By Kevin Yao and Ben Blanchard
BEIJING, Nov 9 (Reuters) - Chinese leaders began a four-day secret meeting on Saturday to set a reform agenda for the next decade as they try to steer the giant economy towards more sustainable growth after three decades of breakneck expansion.
President Xi Jinping and Premier Li Keqiang must unleash new growth drivers as the world's second-largest economy loses steam, burdened by industrial overcapacity, piles of debt and soaring house prices.
The meeting will show just how committed the new leadership is to reform after formally taking power in March.
Economic reforms will dominate the meeting of the 205-member Central Committee of China's ruling Communist Party. Little if any news will be released during the secret gathering, although traditionally official news agency Xinhua releases a long dispatch on the last day.

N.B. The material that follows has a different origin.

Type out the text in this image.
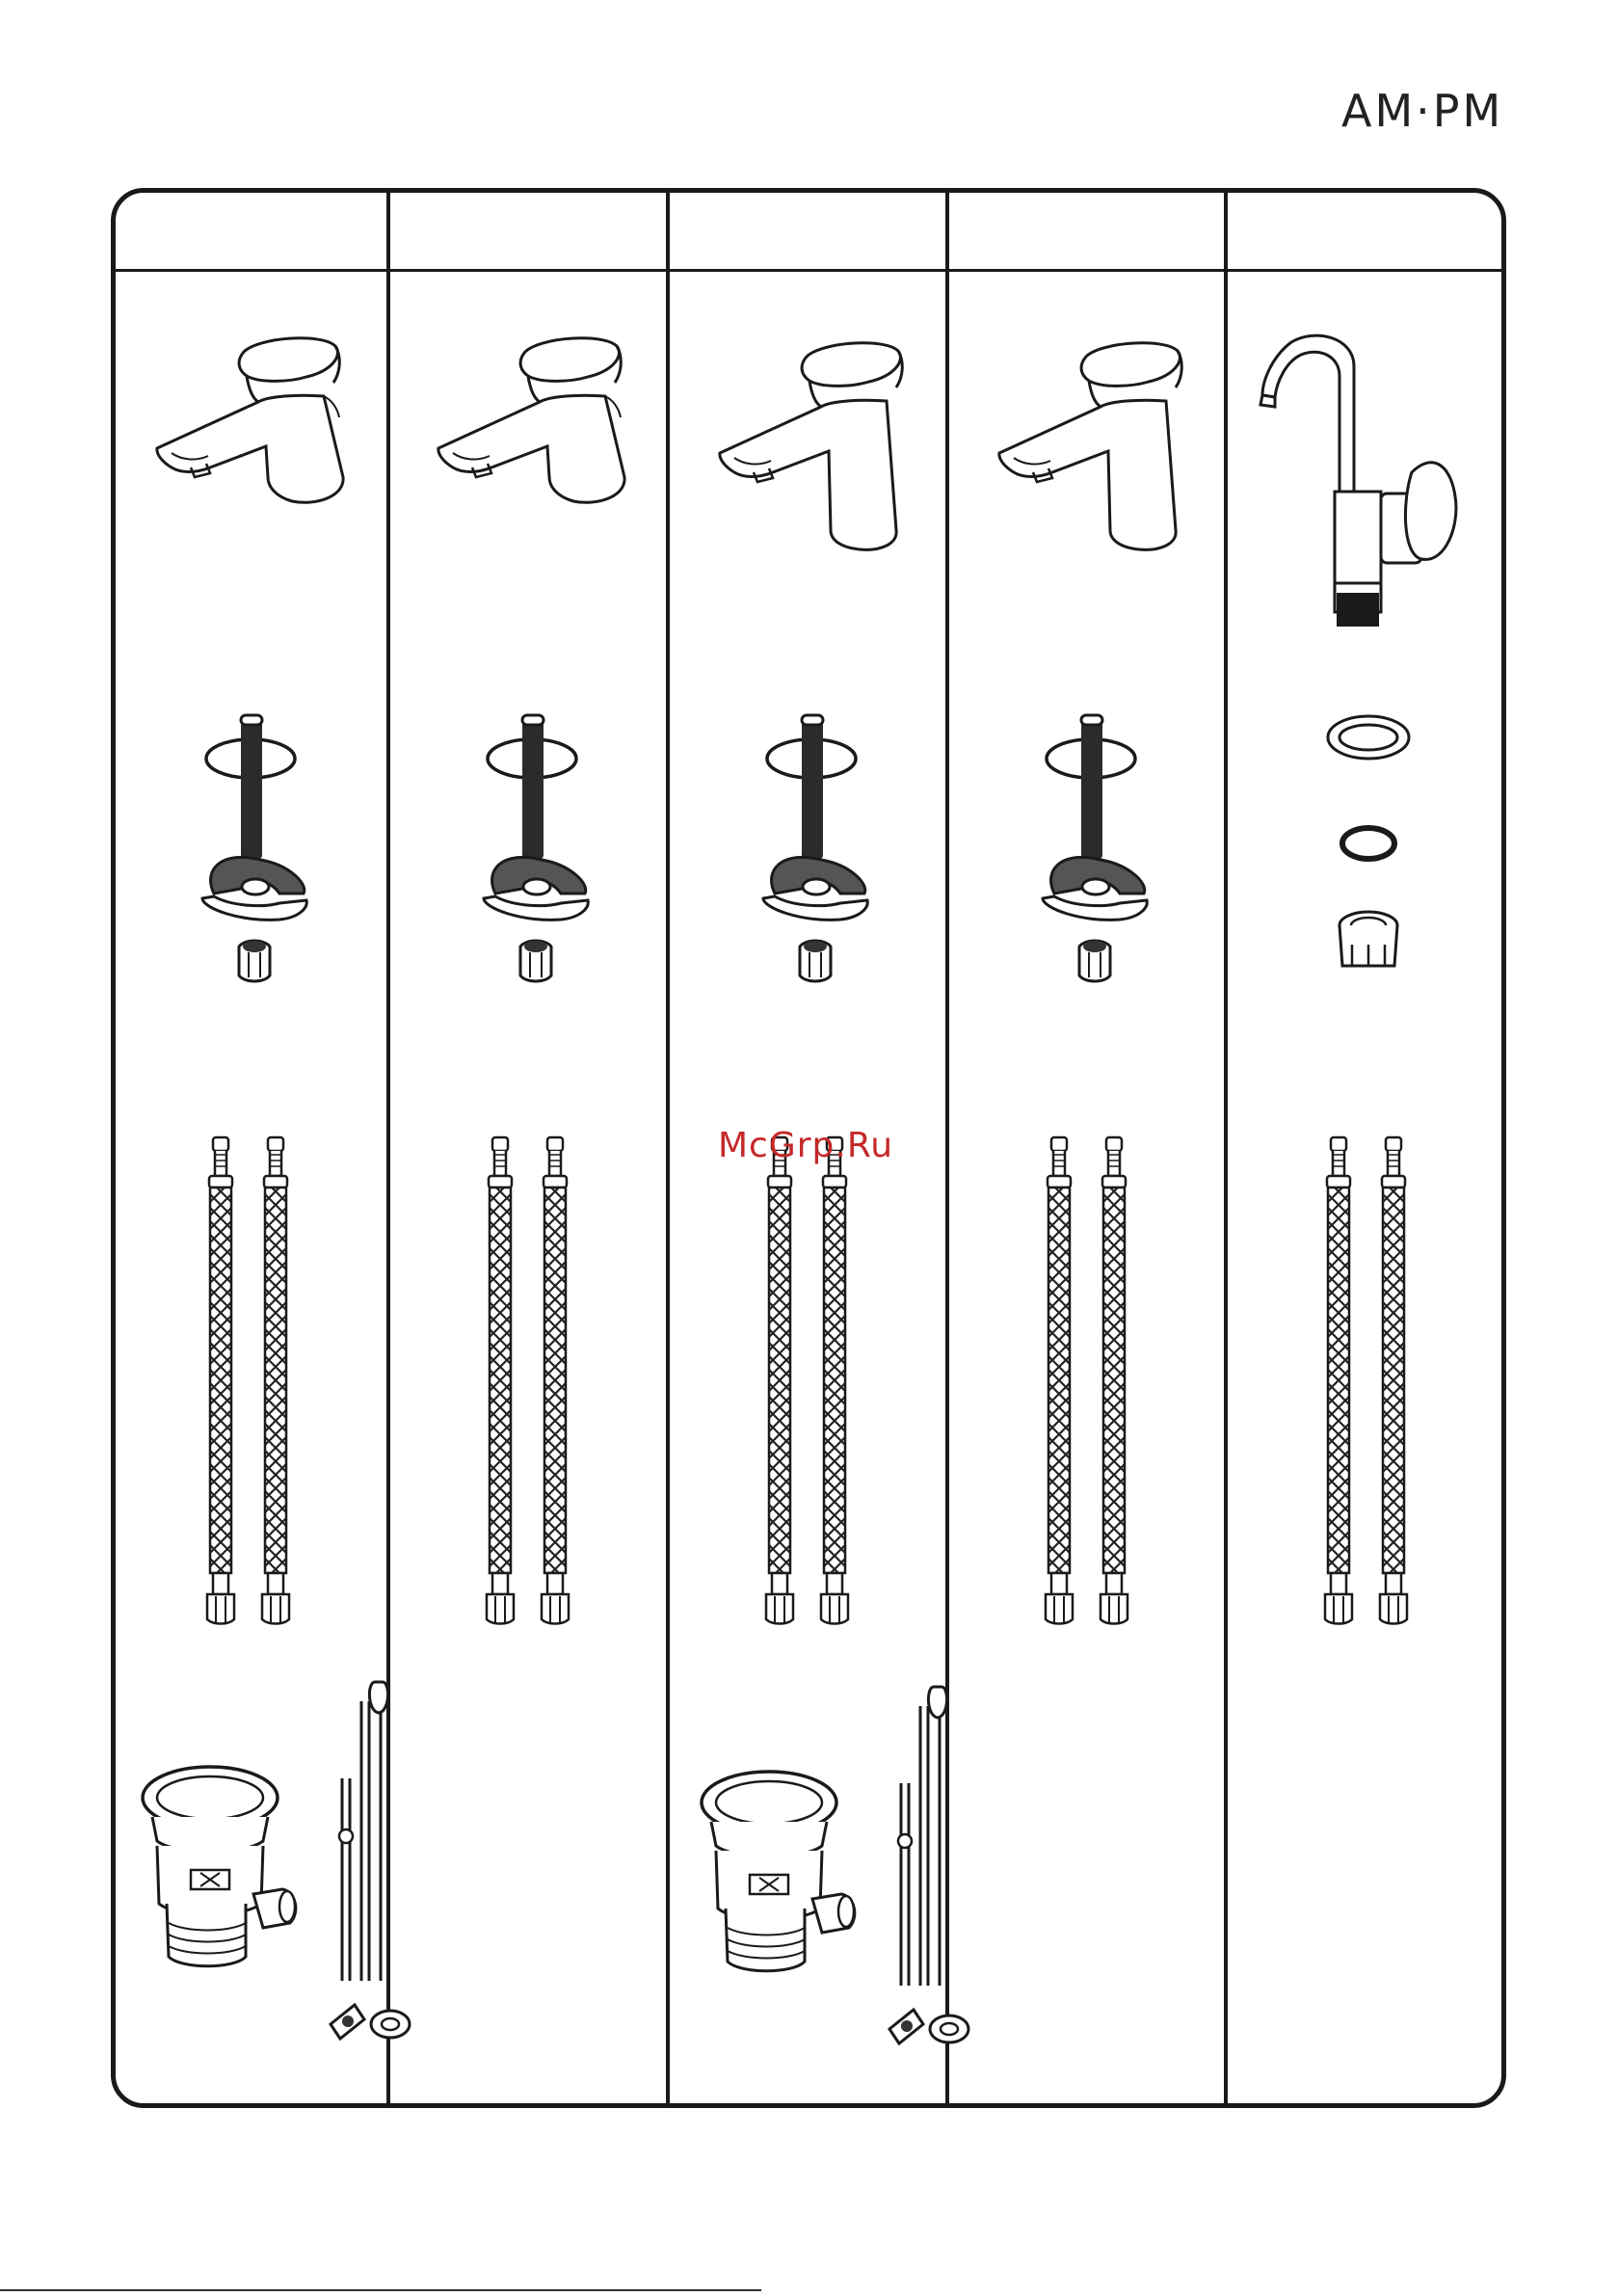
AM·PM
McGrp.Ru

State television's English-language news channel said the meeting had begun. It gave no other details.
Beijing has tightened security in the run-up to the meeting, and authorities have been more jittery than usual after a vehicle ploughed into a crowd last week on the northern end of Tiananmen Square, an event the government blamed on Islamist extremists.
While some social and political issues could be tackled, such as corruption and pollution, Western-style political reform is certainly not on the agenda.

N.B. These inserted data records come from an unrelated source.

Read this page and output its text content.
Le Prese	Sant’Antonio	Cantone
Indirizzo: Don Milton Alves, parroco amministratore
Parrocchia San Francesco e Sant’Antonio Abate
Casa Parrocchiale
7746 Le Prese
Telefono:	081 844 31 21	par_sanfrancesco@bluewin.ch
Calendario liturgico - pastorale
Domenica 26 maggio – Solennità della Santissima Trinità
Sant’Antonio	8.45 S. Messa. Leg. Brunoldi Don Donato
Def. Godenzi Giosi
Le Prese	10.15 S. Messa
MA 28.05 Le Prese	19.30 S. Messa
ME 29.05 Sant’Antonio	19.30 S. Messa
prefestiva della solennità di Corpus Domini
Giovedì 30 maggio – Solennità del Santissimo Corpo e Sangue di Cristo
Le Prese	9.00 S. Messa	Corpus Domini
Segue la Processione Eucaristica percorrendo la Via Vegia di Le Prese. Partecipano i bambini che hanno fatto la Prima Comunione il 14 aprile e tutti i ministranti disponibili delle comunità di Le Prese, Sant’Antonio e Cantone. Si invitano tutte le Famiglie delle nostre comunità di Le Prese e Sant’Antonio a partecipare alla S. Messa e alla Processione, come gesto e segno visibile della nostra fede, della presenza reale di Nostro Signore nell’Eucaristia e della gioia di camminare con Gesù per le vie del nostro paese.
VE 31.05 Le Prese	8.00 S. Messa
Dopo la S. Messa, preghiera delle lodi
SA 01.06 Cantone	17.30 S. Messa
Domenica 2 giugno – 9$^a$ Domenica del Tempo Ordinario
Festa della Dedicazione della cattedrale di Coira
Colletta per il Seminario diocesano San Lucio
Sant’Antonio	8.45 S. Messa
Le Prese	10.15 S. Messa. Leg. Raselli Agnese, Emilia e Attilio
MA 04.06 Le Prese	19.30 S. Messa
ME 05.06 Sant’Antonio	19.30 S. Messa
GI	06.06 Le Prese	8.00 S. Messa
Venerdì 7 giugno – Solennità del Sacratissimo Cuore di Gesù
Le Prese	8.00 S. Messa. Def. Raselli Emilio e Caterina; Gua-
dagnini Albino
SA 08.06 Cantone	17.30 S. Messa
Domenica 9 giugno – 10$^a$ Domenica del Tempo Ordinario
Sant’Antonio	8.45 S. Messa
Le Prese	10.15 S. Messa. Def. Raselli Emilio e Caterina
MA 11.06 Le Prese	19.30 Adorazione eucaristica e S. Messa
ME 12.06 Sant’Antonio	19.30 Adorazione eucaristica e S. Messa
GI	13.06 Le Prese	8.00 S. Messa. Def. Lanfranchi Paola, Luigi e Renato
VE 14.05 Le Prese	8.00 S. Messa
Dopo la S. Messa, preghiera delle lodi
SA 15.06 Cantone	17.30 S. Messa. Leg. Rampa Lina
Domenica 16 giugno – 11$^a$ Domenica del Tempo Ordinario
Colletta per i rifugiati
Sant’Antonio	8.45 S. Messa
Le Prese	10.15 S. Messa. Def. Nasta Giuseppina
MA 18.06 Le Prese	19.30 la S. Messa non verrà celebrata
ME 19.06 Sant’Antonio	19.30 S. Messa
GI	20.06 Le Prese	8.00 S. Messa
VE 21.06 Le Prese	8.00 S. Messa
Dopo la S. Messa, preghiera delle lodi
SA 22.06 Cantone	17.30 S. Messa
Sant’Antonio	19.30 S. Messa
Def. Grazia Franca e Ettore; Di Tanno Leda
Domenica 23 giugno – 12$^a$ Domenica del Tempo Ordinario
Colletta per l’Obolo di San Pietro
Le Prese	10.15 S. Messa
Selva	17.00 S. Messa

Yu Zhengsheng, the fourth-ranked member in the elite Politburo Standing Committee of the Communist Party, said last month the meeting would deliver "unprecedented" economic and societal reforms.
Analysts have cautioned against high expectations as stability remains the watchword for the leadership, even amid media reports top policymakers could take bold steps to deal with entrenched vested interests, such as state monopolies.
The government has pledged to allow market forces to play a bigger role in setting the price of capital, energy and land, and to cut red-tape.
That suggests the biggest changes may be fresh measures to free up interest rates and fiscal changes to allow local governments to manage their debt better and move away from reliance on land sales for revenues.
The meeting may also decide to loosen the household registration system, which blocks migrant workers and their families from access to education and social welfare beyond their home villages.
The system is seen as an impediment to attracting more people to urban areas, a trend the government seeks to encourage to boost consumption.
The leaders may also push land reforms to allow farmers to sell land when they leave their villages. Currently, they cannot sell land freely and many do not leave their farms for fear local governments could grab them for development.